12th Parliament of Antigua and Barbuda
- Long title AN ACT to establish a National Security Council to advise the Government with respect to national security, to coordinate national security among various government agencies and to enable the law enforcement and security forces and agencies of the Government to cooperate more effectively in matters involving national security. ;
- Citation: http://laws.gov.ag/wp-content/uploads/2020/02/No.-14-of-2006-The-National-Security-Council-Act-2006.pdf
- Assented to: 13 October 2006
- Commenced: 26 October 2006

= National Security Council Act of 2006 =

The National Security Council Act of 2006 is an Act of the Parliament of Antigua and Barbuda.

== Summary ==
The function of the council established under the act is to be the primary government forum for discussing national security-related issues, coordinate the departments' and agencies' national security-related policies and operations, and carry out any duties assigned to it by any law.

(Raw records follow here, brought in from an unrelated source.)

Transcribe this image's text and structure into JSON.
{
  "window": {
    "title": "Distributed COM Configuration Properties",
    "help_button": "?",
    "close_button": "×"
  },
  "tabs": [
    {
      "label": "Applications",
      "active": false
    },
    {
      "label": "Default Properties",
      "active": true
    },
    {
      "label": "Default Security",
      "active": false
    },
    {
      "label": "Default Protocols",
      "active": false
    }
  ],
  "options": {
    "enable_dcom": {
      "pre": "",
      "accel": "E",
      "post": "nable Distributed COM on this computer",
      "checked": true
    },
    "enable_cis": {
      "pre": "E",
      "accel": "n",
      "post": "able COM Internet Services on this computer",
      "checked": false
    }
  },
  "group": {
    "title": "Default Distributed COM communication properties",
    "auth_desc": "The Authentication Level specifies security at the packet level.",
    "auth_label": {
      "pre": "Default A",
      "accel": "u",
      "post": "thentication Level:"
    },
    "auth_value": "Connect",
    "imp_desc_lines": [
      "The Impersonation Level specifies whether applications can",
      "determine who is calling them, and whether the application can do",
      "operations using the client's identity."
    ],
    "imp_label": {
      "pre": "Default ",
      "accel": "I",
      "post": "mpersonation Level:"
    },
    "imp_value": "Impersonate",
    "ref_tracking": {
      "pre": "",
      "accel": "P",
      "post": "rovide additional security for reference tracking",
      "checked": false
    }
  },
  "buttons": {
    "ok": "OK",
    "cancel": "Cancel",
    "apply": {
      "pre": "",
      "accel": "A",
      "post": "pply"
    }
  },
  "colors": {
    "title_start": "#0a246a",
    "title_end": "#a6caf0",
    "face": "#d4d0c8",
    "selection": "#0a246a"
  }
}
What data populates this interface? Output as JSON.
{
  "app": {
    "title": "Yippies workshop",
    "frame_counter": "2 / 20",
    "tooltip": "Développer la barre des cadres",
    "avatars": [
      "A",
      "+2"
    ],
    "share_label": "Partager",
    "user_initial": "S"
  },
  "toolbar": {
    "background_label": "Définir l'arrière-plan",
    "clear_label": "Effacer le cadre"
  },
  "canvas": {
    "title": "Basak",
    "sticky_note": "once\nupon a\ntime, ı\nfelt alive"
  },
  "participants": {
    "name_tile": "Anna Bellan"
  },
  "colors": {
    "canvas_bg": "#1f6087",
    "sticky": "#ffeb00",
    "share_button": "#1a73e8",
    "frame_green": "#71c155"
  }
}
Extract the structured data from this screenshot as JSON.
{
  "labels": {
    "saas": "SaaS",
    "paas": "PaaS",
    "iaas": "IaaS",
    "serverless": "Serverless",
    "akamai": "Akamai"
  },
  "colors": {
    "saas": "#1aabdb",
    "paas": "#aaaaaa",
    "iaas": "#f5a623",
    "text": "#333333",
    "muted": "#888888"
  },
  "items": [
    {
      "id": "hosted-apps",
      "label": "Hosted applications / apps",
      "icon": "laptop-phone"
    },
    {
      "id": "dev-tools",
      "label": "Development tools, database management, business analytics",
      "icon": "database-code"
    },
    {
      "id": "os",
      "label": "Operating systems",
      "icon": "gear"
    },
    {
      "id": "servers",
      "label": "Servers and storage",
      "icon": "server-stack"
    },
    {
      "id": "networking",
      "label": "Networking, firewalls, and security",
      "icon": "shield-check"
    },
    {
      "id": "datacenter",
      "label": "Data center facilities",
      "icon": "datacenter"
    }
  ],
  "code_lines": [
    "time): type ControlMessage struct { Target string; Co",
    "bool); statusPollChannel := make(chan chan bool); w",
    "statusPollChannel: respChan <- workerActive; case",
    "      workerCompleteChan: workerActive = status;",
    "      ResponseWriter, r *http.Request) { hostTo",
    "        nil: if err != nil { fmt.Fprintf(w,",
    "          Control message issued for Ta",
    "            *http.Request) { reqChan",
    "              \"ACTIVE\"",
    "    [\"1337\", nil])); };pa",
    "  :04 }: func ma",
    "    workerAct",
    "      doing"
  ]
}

Other functions of the council include to;

- To evaluate and approve the national security-related regulations that must be followed by government departments and agencies, and to provide recommendations to the Minister in this regard;
- Submit to the Minister reports, suggestions, and such information as the Minister may request;
- Establishing priorities among the activities that address national security interests and requirements, collecting and integrating information and intelligence pertaining to Antigua and Barbuda's national security into the government's domestic, foreign, and security policies, and establishing and overseeing programs.